En conséquence réformant et statuant à nouveau :
Débouter la SELARL [15] ès qualités de liquidateur de la SARL [19] de l’ensemble de ses demandes de condamnation, à savoir :
* Supporter une partie de l’insuffisance d’actif à hauteur de 171 475,71 euros correspondant à l’aggravation du passif de la société depuis le 1er octobre 2021 à la date du prononcé de la liquidation judiciaire
* Rembourser à la liquidation judiciaire la somme de 79 868,07 euros, et à tout le moins à supporter une partie de l’insuffisance d’actif à hauteur 7 868,07 euros, correspondant à l’usage contraire à l’intérêt de la société de ses biens ou crédits
* Rembourser à la liquidation judiciaire la somme de 26 696,00 euros et à tout le moins, à supporter une partie de l’insuffisance d’actif à hauteur 26 696,00 euros correspondant à la poursuite de l’activité déficitaire dans son intérêt personnel au travers d’une rémunération manifestement excessive,
* Payer une indemnité de 2 500 euros au titre de l’article 700 du code de procédure civile au profit de la SELARL [15] ès qualités de liquidateur de la SARL [19] et supporter les dépens.
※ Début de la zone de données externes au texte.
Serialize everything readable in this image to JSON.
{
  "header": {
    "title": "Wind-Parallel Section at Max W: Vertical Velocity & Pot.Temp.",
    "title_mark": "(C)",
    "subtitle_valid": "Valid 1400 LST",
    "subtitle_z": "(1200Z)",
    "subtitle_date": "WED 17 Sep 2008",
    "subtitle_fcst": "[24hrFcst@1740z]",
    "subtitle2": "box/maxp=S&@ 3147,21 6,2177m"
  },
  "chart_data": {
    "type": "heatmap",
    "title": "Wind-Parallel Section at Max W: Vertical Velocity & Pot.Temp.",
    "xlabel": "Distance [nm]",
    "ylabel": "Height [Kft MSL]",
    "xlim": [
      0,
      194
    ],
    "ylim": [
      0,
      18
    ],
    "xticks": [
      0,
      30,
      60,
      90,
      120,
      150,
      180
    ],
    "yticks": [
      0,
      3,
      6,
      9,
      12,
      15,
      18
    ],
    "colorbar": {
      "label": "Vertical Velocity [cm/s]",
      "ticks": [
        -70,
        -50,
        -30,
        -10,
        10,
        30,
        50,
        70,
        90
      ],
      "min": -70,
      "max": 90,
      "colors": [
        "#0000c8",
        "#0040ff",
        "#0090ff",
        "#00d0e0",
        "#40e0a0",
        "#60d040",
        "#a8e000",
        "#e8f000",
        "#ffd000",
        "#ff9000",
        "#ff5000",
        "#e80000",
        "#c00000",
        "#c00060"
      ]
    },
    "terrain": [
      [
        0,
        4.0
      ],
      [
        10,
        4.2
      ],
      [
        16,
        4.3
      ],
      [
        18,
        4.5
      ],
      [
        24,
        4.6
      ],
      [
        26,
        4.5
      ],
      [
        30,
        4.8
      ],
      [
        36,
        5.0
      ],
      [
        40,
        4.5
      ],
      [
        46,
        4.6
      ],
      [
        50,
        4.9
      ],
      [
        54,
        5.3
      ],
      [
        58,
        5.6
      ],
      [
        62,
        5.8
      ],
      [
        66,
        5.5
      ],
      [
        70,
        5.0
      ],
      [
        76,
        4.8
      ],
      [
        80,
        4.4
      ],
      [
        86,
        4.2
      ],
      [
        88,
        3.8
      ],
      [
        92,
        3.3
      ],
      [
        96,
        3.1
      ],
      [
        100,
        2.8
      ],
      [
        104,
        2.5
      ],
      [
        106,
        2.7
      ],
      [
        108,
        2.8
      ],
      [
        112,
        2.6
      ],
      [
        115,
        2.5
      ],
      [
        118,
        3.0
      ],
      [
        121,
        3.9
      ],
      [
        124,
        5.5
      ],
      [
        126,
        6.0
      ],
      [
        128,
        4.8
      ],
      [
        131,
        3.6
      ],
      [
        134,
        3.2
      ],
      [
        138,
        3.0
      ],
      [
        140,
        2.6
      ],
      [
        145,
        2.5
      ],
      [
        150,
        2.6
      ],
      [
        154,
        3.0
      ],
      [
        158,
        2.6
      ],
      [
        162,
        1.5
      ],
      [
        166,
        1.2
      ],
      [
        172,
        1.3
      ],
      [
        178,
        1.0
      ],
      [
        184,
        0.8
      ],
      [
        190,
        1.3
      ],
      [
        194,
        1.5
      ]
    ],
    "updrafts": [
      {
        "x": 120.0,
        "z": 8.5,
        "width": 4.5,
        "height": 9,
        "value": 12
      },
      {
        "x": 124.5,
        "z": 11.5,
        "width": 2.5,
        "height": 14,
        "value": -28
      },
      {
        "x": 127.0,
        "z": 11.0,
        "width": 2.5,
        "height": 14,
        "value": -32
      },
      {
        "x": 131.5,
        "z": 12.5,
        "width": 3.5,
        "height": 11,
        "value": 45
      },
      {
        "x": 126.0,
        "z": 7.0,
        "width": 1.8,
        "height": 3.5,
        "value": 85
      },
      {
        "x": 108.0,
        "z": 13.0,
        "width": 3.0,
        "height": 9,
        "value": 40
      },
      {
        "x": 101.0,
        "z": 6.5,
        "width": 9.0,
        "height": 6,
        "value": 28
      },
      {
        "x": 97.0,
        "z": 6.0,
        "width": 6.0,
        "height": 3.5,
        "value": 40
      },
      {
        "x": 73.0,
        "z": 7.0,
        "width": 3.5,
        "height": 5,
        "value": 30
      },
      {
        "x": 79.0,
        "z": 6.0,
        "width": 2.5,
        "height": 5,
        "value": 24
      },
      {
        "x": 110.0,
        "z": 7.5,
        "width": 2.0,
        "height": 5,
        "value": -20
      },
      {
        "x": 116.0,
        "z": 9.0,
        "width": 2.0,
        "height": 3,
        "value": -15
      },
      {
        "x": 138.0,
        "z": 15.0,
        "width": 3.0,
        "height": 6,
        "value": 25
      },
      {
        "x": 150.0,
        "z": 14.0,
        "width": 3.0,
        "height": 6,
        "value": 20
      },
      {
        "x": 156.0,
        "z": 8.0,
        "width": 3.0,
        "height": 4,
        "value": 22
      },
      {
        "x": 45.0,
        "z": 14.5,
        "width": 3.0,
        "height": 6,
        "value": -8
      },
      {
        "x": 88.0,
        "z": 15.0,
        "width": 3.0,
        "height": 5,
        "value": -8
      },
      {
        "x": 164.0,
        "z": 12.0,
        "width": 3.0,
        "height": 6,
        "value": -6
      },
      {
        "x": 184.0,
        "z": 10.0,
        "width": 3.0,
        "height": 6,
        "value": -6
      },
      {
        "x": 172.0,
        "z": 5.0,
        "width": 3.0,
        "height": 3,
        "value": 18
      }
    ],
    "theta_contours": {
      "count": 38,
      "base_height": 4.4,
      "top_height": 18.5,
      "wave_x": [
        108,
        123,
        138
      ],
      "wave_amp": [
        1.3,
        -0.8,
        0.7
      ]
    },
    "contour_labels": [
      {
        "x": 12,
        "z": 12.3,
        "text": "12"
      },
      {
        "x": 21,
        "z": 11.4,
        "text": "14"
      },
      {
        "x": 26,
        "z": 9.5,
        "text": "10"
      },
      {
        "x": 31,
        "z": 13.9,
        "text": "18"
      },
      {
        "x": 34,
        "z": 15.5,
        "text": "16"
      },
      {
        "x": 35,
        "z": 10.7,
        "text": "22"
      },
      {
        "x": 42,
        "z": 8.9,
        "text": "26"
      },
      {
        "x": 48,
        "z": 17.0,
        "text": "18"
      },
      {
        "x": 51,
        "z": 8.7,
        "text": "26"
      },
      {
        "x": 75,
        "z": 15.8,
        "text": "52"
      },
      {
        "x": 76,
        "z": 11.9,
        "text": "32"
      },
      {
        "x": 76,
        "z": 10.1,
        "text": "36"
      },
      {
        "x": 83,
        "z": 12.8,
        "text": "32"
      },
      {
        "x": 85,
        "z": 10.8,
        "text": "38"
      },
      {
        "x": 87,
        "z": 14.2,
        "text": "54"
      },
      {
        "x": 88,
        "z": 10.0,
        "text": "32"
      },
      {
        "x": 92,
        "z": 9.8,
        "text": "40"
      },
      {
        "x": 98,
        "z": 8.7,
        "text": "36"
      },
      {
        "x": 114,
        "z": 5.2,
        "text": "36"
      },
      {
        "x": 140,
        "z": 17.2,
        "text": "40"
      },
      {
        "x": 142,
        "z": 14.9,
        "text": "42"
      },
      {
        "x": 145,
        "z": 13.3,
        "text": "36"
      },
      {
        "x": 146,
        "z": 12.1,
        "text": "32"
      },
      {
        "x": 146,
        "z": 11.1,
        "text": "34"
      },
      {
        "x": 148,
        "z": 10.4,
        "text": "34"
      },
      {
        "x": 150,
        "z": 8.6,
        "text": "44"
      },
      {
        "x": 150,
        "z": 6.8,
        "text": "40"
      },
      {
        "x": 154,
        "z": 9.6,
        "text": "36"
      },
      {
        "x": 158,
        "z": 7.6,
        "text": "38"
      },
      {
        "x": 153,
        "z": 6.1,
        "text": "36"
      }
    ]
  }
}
A titre subsidiaire, réformant sur le tout :
— Réduire les sommes mises à sa charge à l’euro
— Condamner la SELARL [15] ès qualités de liquidateur de la SARL [19] à lui verser une indemnité de 3 500 euros au titre de l’article 700 du code de procédure civile
Condamner la SELARL [15] ès qualités de liquidateur de la SARL [19] aux entiers dépens de première instance et d’appel
La SELARL [15], ès qualités, a notifié le 23 juillet 2025 des conclusions aux termes desquelles elle demande à la cour :
— d’infirmer le Jugement rendu le par le tribunal de commerce de Cusset le 17 septembre 2024 en ce qu’il :
*la déboute de sa demande de condamnation de M. [G] « à rembourser à la liquidation judiciaire la somme de 79 868.07 euros » correspondant à l’usage contraire à l’intérêt de celle-ci de ses biens ou crédit et ainsi au détournement de l’actif de la société ; la déboute de sa demande de condamnation de M. [G] « à rembourser à la liquidation judiciaire la somme de 26 696 euros » correspondant à la poursuite de l’activité déficitaire dans son intérêt personnel
* condamne M. [G] à supporter une partie de l’insuffisance d’actif dans la limite de 159 092.61 euros correspondant à l’aggravation du passif de la société depuis le 15 novembre 2021 à la date du prononcé de la liquidation judiciaire
*passe l’ensemble des dépens, comprenant émoluments, frais et débours induits par la présente décision, en frais privilégiés de liquidation judiciaire
*rejette toutes les autres demandes, fins et conclusions des parties
Statuant à nouveau, de :
— condamner M. [G] à supporter une partie de l’insuffisance d’actif à hauteur 171 475,71 euros correspondant à l’aggravation du passif de la société depuis le 1 er octobre 2021 à la date du prononcé de la liquidation judiciaire
— condamner M. [G] à rembourser à la liquidation judiciaire la somme de 79 868,07 euros, et à tout le moins, à supporter une partie de l’insuffisance d’actif à hauteur 79 868,07 euros, correspondant à l’usage contraire à l’intérêt de la société de ses biens ou crédits
— condamner M. [G] à rembourser à la liquidation judiciaire la somme de 26 696,00 euros et à tout le moins à supporter une partie de l’insuffisance d’actif à hauteur 26 696,00 euros, correspondant à la poursuite de l’activité déficitaire dans son intérêt personnel au travers d’une rémunération manifestement excessive
— condamner M. [G] à une indemnité de 2 500 euros au titre de l’article 700 du code de procédure civile au profit de la SELARL [15] ès qualités de liquidateur de la SARL [19]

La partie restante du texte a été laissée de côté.